猫柳が詠み込まれた俳句を集め、句の文字の五十音順に並べました。

「猫柳」は、俳句において春の季語とされます。

 

朝の日は 水辺にはげし 猫柳

【作者】山口青邨(やまぐち せいそん)

 

あたたかや 皮ぬぎ捨てし 猫柳

【作者】杉田久女(すぎた ひさじょ)

 

家こぼつ 埃上がるや 猫柳

【作者】前田普羅(まえだ ふら)

【補足】「こぼつ(毀つ)」は「こわす(壊す)」という意味です。「埃」の読み方は「ほこり」です。

 

一本の 杭ぜの飛沫 猫柳

【作者】西山泊雲(にしやま はくうん)

【補足】杭ぜ(くいぜ)は「杭(くい)」のことです。

 

描かんと 思ふ心に 猫柳

【作者】高野素十(たかの すじゅう)

猫柳と青空

 

帰らざる 猫に雨ふる ねこやなぎ

【作者】加藤秋邨(かとう しゅうそん)

 

川べりに 植木棚あり 猫柳

【作者】鈴木花蓑(すずき はなみの)

 

ぎんねずに 朱ヶのさばしる 猫柳

【作者】飯田蛇笏(いいだ だこつ)

【補足】「ぎんねず」は「銀鼠色(ぎんねずみいろ=白みの勝ったねずみ色)」を略したものです。

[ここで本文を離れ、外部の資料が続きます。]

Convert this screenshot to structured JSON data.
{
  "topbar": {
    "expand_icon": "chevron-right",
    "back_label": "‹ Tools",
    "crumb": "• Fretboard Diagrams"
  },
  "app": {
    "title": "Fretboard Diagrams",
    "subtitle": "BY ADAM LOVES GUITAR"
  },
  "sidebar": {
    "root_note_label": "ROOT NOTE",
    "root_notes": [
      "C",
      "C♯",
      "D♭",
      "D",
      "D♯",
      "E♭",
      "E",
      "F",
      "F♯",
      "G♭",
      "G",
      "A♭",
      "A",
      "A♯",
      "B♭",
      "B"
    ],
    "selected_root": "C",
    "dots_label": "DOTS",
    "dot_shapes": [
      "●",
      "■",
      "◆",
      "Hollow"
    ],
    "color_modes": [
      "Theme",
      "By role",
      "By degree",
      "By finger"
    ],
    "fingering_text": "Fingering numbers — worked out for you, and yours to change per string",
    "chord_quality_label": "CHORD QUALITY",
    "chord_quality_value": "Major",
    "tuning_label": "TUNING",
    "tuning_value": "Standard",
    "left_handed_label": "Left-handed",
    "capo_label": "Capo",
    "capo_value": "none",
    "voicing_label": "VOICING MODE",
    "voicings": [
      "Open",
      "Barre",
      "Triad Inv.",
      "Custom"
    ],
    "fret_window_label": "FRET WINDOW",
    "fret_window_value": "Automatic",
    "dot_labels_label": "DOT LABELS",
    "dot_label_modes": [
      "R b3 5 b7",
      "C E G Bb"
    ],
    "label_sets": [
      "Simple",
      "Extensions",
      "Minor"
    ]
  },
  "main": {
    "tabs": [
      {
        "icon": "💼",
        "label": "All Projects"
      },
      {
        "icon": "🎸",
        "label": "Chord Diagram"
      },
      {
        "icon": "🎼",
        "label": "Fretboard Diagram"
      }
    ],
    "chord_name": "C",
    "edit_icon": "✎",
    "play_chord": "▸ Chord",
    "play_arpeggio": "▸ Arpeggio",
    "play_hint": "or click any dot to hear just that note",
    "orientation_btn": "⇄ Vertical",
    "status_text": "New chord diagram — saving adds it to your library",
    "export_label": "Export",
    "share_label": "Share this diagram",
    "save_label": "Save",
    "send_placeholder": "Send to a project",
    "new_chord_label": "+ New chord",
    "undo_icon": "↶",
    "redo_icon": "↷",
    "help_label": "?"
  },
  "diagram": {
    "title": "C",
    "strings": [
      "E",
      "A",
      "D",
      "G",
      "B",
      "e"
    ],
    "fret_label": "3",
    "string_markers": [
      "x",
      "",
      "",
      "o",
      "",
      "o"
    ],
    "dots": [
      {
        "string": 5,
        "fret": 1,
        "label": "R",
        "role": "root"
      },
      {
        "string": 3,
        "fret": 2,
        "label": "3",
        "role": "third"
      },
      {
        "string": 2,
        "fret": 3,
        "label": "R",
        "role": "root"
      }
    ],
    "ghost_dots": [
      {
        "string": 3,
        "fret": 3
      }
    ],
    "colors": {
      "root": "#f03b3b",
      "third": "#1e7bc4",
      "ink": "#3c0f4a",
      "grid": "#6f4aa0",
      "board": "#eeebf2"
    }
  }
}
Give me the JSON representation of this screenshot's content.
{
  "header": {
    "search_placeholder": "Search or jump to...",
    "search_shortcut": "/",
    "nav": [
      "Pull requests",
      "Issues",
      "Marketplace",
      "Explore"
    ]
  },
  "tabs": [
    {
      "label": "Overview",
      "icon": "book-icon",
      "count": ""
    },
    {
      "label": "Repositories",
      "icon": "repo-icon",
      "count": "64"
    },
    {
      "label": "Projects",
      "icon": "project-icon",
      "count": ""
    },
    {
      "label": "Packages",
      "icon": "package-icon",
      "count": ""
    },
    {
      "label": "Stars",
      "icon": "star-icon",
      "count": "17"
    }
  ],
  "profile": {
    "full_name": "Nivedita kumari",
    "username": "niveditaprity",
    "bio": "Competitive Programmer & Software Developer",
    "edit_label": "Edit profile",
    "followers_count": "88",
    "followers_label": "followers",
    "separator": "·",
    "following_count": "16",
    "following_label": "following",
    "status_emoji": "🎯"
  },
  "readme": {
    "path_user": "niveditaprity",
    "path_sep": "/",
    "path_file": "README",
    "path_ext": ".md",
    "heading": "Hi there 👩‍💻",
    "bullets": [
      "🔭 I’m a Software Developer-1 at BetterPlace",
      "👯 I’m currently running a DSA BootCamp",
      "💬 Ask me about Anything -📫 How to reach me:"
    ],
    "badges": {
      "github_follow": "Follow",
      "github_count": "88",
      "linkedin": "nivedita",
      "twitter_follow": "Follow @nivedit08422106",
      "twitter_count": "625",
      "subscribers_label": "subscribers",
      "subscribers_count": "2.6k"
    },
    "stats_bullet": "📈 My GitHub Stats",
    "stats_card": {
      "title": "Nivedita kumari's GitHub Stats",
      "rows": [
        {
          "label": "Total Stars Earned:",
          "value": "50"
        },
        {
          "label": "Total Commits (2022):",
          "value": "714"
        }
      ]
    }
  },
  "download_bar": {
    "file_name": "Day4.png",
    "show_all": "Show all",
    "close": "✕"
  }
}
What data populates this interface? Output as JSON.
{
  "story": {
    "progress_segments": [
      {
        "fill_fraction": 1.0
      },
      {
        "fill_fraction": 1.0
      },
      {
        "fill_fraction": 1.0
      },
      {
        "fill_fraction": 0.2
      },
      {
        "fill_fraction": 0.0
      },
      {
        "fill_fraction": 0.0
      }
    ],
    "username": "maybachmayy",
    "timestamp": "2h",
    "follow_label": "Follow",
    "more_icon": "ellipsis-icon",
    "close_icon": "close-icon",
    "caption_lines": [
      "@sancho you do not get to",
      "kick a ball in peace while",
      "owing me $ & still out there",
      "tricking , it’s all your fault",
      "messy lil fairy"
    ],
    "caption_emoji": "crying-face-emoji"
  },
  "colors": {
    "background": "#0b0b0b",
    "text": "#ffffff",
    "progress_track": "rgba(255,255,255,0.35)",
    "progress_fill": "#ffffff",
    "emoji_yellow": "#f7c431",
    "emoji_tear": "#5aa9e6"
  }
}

「朱ヶ」の読み方は「あけ(=朱の色、赤い色)」です。

 

銀の爪 くれなゐの爪 猫柳

【作者】竹下しづの女(たけした しずのじょ)

 

暮れなづみ 花のみそれと 猫柳

【作者】高浜虚子(たかはま きょし)

【補足】「暮なずむ」とは、日が暮れそうでいて、なかなか日が暮れない状態を表現する言葉です。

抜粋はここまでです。